The new race to the moon is on! Google has pledged $30 million in prizes to the first privately funded team to land a space shuttle on the moon, explore at least a third of a mile, and transmit photos and video back to Earth (presumably for a mapping and ecommerce product they’ll call GoogleMoon.)
Israeli team SpaceIL hit a milestone today by becoming the first of the 16 remaining teams to sign a verified launch agreement for their mission.
“The magnitude of this achievement cannot be overstated, representing an unprecedented and monumental commitment for a privately funded organization, and kicks off an exciting phase of the competition in which the other 15 teams now have until the end of 2016 to produce their own verified launch contracts,” says XPRIZE President Bob Weiss in a statement.
The SpaceIL team hopes that their ambitious project will inspire other Israelis to become interested in science, technology, engineering, and math. They have pledged any prize money they win to that cause.

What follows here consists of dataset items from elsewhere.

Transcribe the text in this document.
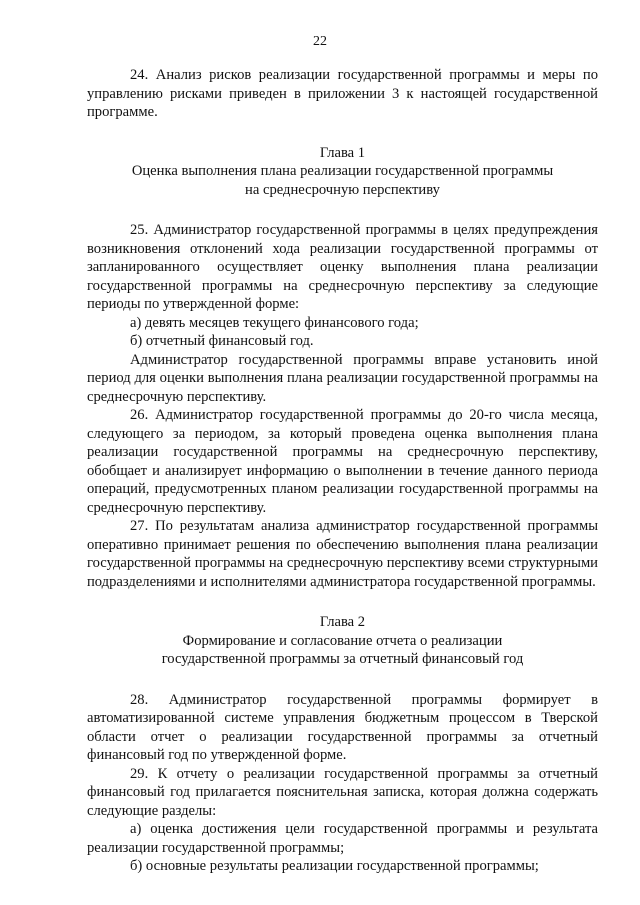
22

24. Анализ рисков реализации государственной программы и меры по управлению рисками приведен в приложении 3 к настоящей государственной программе.

Глава 1

Оценка выполнения плана реализации государственной программы

на среднесрочную перспективу

25. Администратор государственной программы в целях предупреждения возникновения отклонений хода реализации государственной программы от запланированного осуществляет оценку выполнения плана реализации государственной программы на среднесрочную перспективу за следующие периоды по утвержденной форме:

а) девять месяцев текущего финансового года;

б) отчетный финансовый год.

Администратор государственной программы вправе установить иной период для оценки выполнения плана реализации государственной программы на среднесрочную перспективу.

26. Администратор государственной программы до 20-го числа месяца, следующего за периодом, за который проведена оценка выполнения плана реализации государственной программы на среднесрочную перспективу, обобщает и анализирует информацию о выполнении в течение данного периода операций, предусмотренных планом реализации государственной программы на среднесрочную перспективу.

27. По результатам анализа администратор государственной программы оперативно принимает решения по обеспечению выполнения плана реализации государственной программы на среднесрочную перспективу всеми структурными подразделениями и исполнителями администратора государственной программы.

Глава 2

Формирование и согласование отчета о реализации

государственной программы за отчетный финансовый год

28. Администратор государственной программы формирует в автоматизированной системе управления бюджетным процессом в Тверской области отчет о реализации государственной программы за отчетный финансовый год по утвержденной форме.

29. К отчету о реализации государственной программы за отчетный финансовый год прилагается пояснительная записка, которая должна содержать следующие разделы:

а) оценка достижения цели государственной программы и результата реализации государственной программы;

б) основные результаты реализации государственной программы;
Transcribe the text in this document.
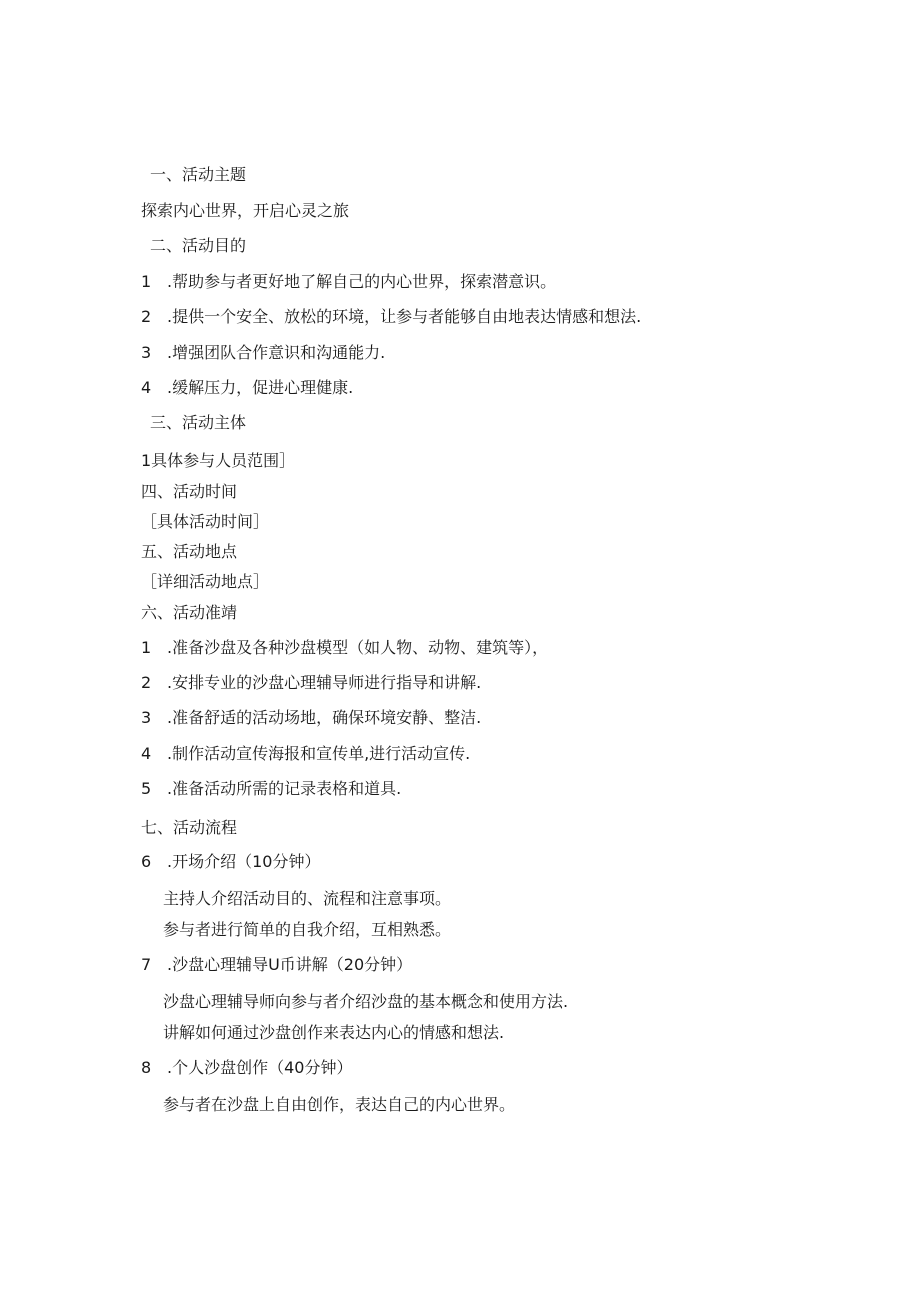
一、活动主题

探索内心世界，开启心灵之旅

二、活动目的

1 .帮助参与者更好地了解自己的内心世界，探索潜意识。

2 .提供一个安全、放松的环境，让参与者能够自由地表达情感和想法.

3 .增强团队合作意识和沟通能力.

4 .缓解压力，促进心理健康.

三、活动主体

1具体参与人员范围］

四、活动时间

［具体活动时间］

五、活动地点

［详细活动地点］

六、活动准靖

1 .准备沙盘及各种沙盘模型（如人物、动物、建筑等），

2 .安排专业的沙盘心理辅导师进行指导和讲解.

3 .准备舒适的活动场地，确保环境安静、整洁.

4 .制作活动宣传海报和宣传单,进行活动宣传.

5 .准备活动所需的记录表格和道具.

七、活动流程

6 .开场介绍（10分钟）

主持人介绍活动目的、流程和注意事项。

参与者进行简单的自我介绍，互相熟悉。

7 .沙盘心理辅导U币讲解（20分钟）

沙盘心理辅导师向参与者介绍沙盘的基本概念和使用方法.

讲解如何通过沙盘创作来表达内心的情感和想法.

8 .个人沙盘创作（40分钟）

参与者在沙盘上自由创作，表达自己的内心世界。
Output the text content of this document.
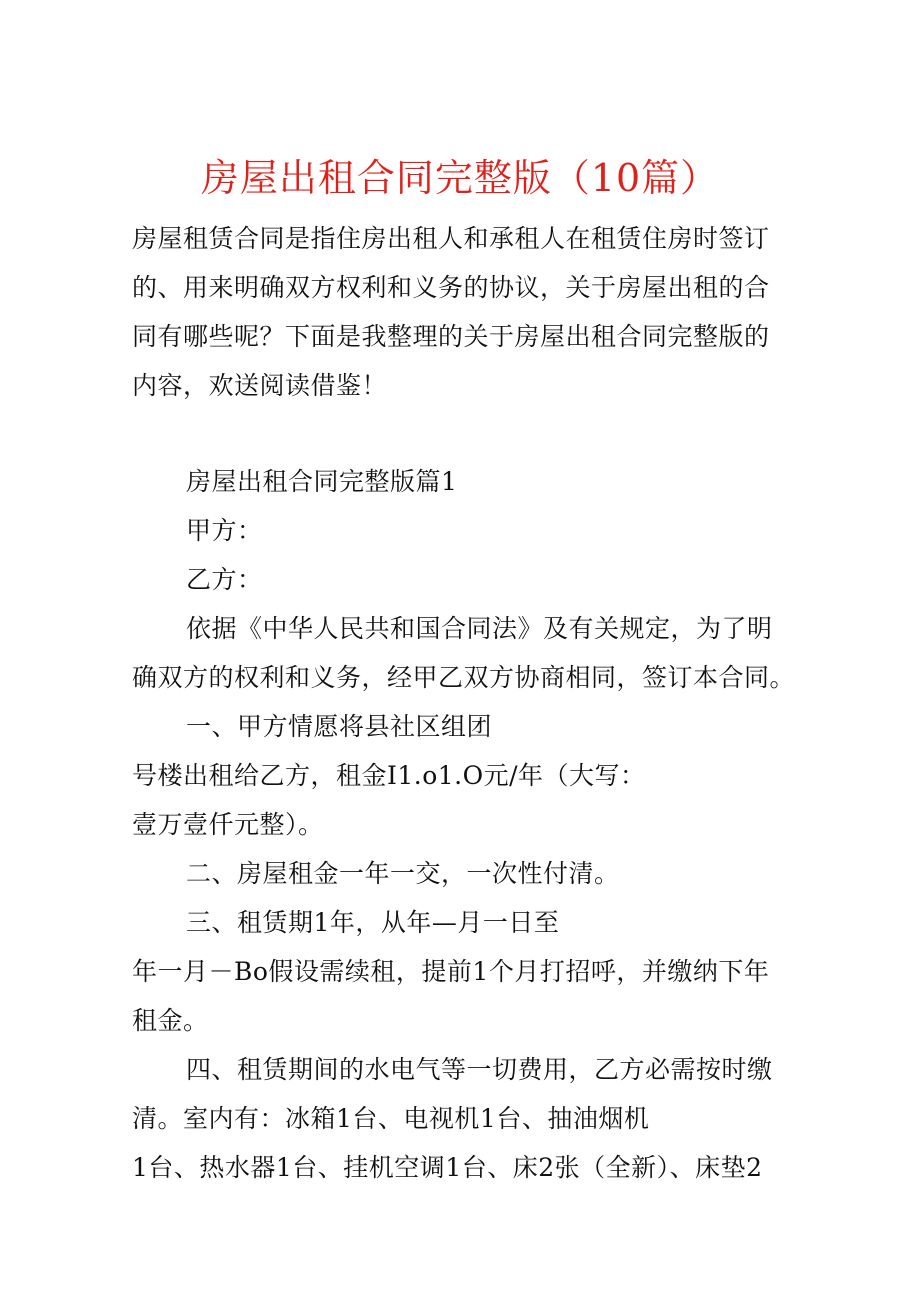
房屋出租合同完整版（10篇）
房屋租赁合同是指住房出租人和承租人在租赁住房时签订
的、用来明确双方权利和义务的协议，关于房屋出租的合
同有哪些呢？下面是我整理的关于房屋出租合同完整版的
内容，欢送阅读借鉴！
房屋出租合同完整版篇1
甲方：
乙方：
依据《中华人民共和国合同法》及有关规定，为了明
确双方的权利和义务，经甲乙双方协商相同，签订本合同。
一、甲方情愿将县社区组团
号楼出租给乙方，租金I1.o1.O元/年（大写：
壹万壹仟元整）。
二、房屋租金一年一交，一次性付清。
三、租赁期1年，从年—月一日至
年一月－Bo假设需续租，提前1个月打招呼，并缴纳下年
租金。
四、租赁期间的水电气等一切费用，乙方必需按时缴
清。室内有：冰箱1台、电视机1台、抽油烟机
1台、热水器1台、挂机空调1台、床2张（全新）、床垫2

Google’s XPRIZE was created to stimulate innovation in the area of low-cost space exploration. To date, only state superpowers of the United States, the former Soviet Union, and China have funded successful soft moon landings. Google hopes this competition will usher in a new era of space exploration, where private enterprise plays a central role.

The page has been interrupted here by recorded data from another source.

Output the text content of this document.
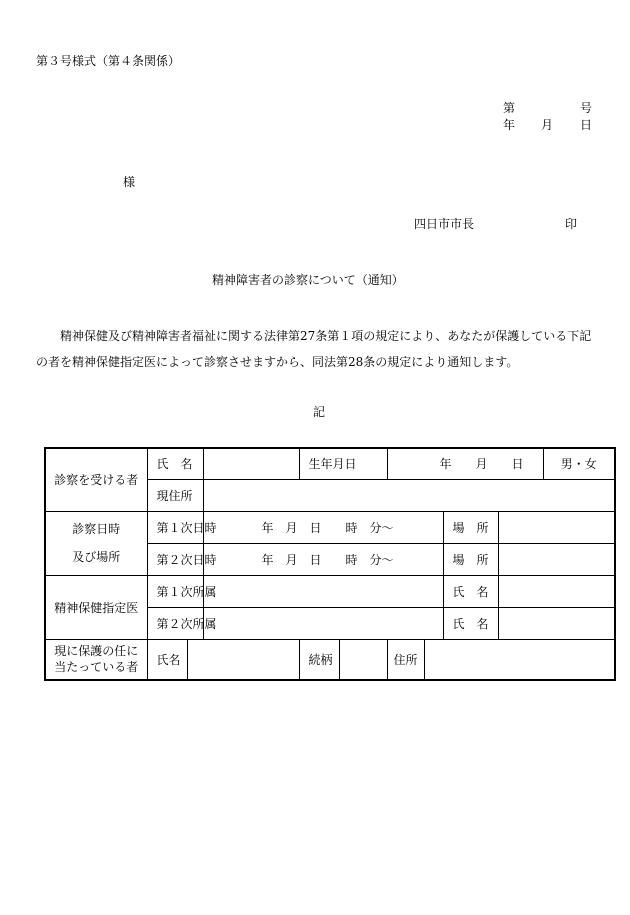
第３号様式（第４条関係）
第	号
年 月 日
様
四日市市長	印
精神障害者の診察について（通知）
精神保健及び精神障害者福祉に関する法律第27条第１項の規定により、あなたが保護している下記の者を精神保健指定医によって診察させますから、同法第28条の規定により通知します。
記
診察を受ける者	氏　名			生年月日		年　　月　　日				男・女
	現住所									

診察日時
及び場所	第１次日時		年　月　日　　時　分〜					場　所		
	第２次日時		年　月　日　　時　分〜					場　所		
精神保健指定医	第１次所属							氏　名		
	第２次所属							氏　名		

現に保護の任に
当たっている者	氏名			続柄		住所				
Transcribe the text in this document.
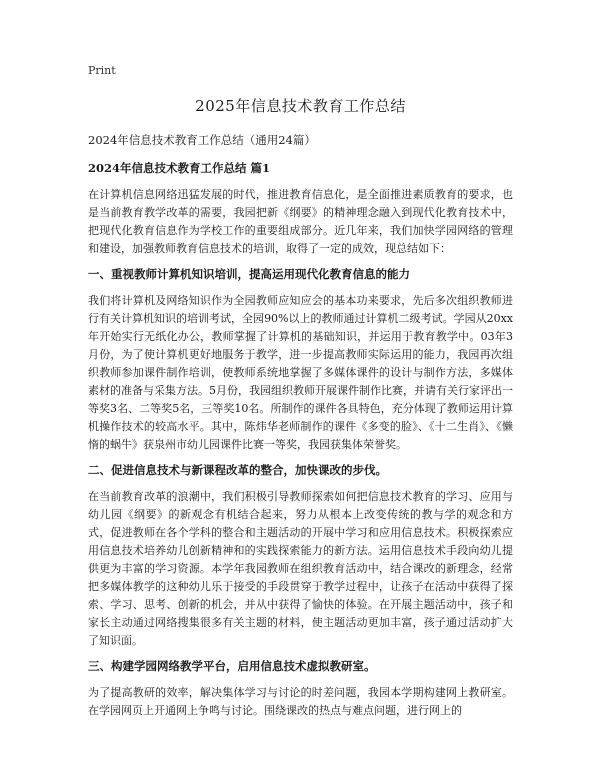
Print
2025年信息技术教育工作总结
2024年信息技术教育工作总结（通用24篇）
2024年信息技术教育工作总结 篇1

在计算机信息网络迅猛发展的时代，推进教育信息化，是全面推进素质教育的要求，也是当前教育教学改革的需要，我园把新《纲要》的精神理念融入到现代化教育技术中，把现代化教育信息作为学校工作的重要组成部分。近几年来，我们加快学园网络的管理和建设，加强教师教育信息技术的培训，取得了一定的成效，现总结如下：

一、重视教师计算机知识培训，提高运用现代化教育信息的能力

我们将计算机及网络知识作为全园教师应知应会的基本功来要求，先后多次组织教师进行有关计算机知识的培训考试，全园90%以上的教师通过计算机二级考试。学园从20xx年开始实行无纸化办公，教师掌握了计算机的基础知识，并运用于教育教学中。03年3月份，为了使计算机更好地服务于教学，进一步提高教师实际运用的能力，我园再次组织教师参加课件制作培训，使教师系统地掌握了多媒体课件的设计与制作方法，多媒体素材的准备与采集方法。5月份，我园组织教师开展课件制作比赛，并请有关行家评出一等奖3名、二等奖5名，三等奖10名。所制作的课件各具特色，充分体现了教师运用计算机操作技术的较高水平。其中，陈炜华老师制作的课件《多变的脸》、《十二生肖》、《懒惰的蜗牛》获泉州市幼儿园课件比赛一等奖，我园获集体荣誉奖。

二、促进信息技术与新课程改革的整合，加快课改的步伐。

在当前教育改革的浪潮中，我们积极引导教师探索如何把信息技术教育的学习、应用与幼儿园《纲要》的新观念有机结合起来，努力从根本上改变传统的教与学的观念和方式，促进教师在各个学科的整合和主题活动的开展中学习和应用信息技术。积极探索应用信息技术培养幼儿创新精神和的实践探索能力的新方法。运用信息技术手段向幼儿提供更为丰富的学习资源。本学年我园教师在组织教育活动中，结合课改的新理念，经常把多媒体教学的这种幼儿乐于接受的手段贯穿于教学过程中，让孩子在活动中获得了探索、学习、思考、创新的机会，并从中获得了愉快的体验。在开展主题活动中，孩子和家长主动通过网络搜集很多有关主题的材料，使主题活动更加丰富，孩子通过活动扩大了知识面。

三、构建学园网络教学平台，启用信息技术虚拟教研室。

为了提高教研的效率，解决集体学习与讨论的时差问题，我园本学期构建网上教研室。在学园网页上开通网上争鸣与讨论。围绕课改的热点与难点问题，进行网上的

The teams have until the end of 2017 to complete the mission. The first successful team wins $20 million, and the second wins $5 million. There are a number of bonus prizes for achievements like surviving the lunar night or visiting an Apollo landing site.
Milestone prizes for technological accomplishments to date were awarded earlier this year:
SpaceIL’s launch agreement partners the team with Spaceflight Industries, an American company that launches satellites. Spaceflight recently bought a SpaceX Falcon 9 rocket, which will be used to get SpaceIL’s moon lander into orbit.
Spaceflight Industries is pretty excited about it.
“The reality of that statement ‘secured a ticket to the moon’ is finally taking hold now, almost a week after the signing of the contract,” writes Senior Mission Manager Mitch Elson on the company blog.
“When you think about the idea of signing up for launch services, the idea of placing hundreds of millions of dollars in satellites on the front of a rocket, of the engineering feat of design and analyses needed to integrate more than 12 satellites ranging between 50 and 575 kilograms it becomes quite significant.
“Then if one starts thinking more quantitatively of just how unique and special this event is it becomes a thing that grows goosebumps on the skin and induces tingles in stomach. It’s the world’s FIRST commercial lunar mission!”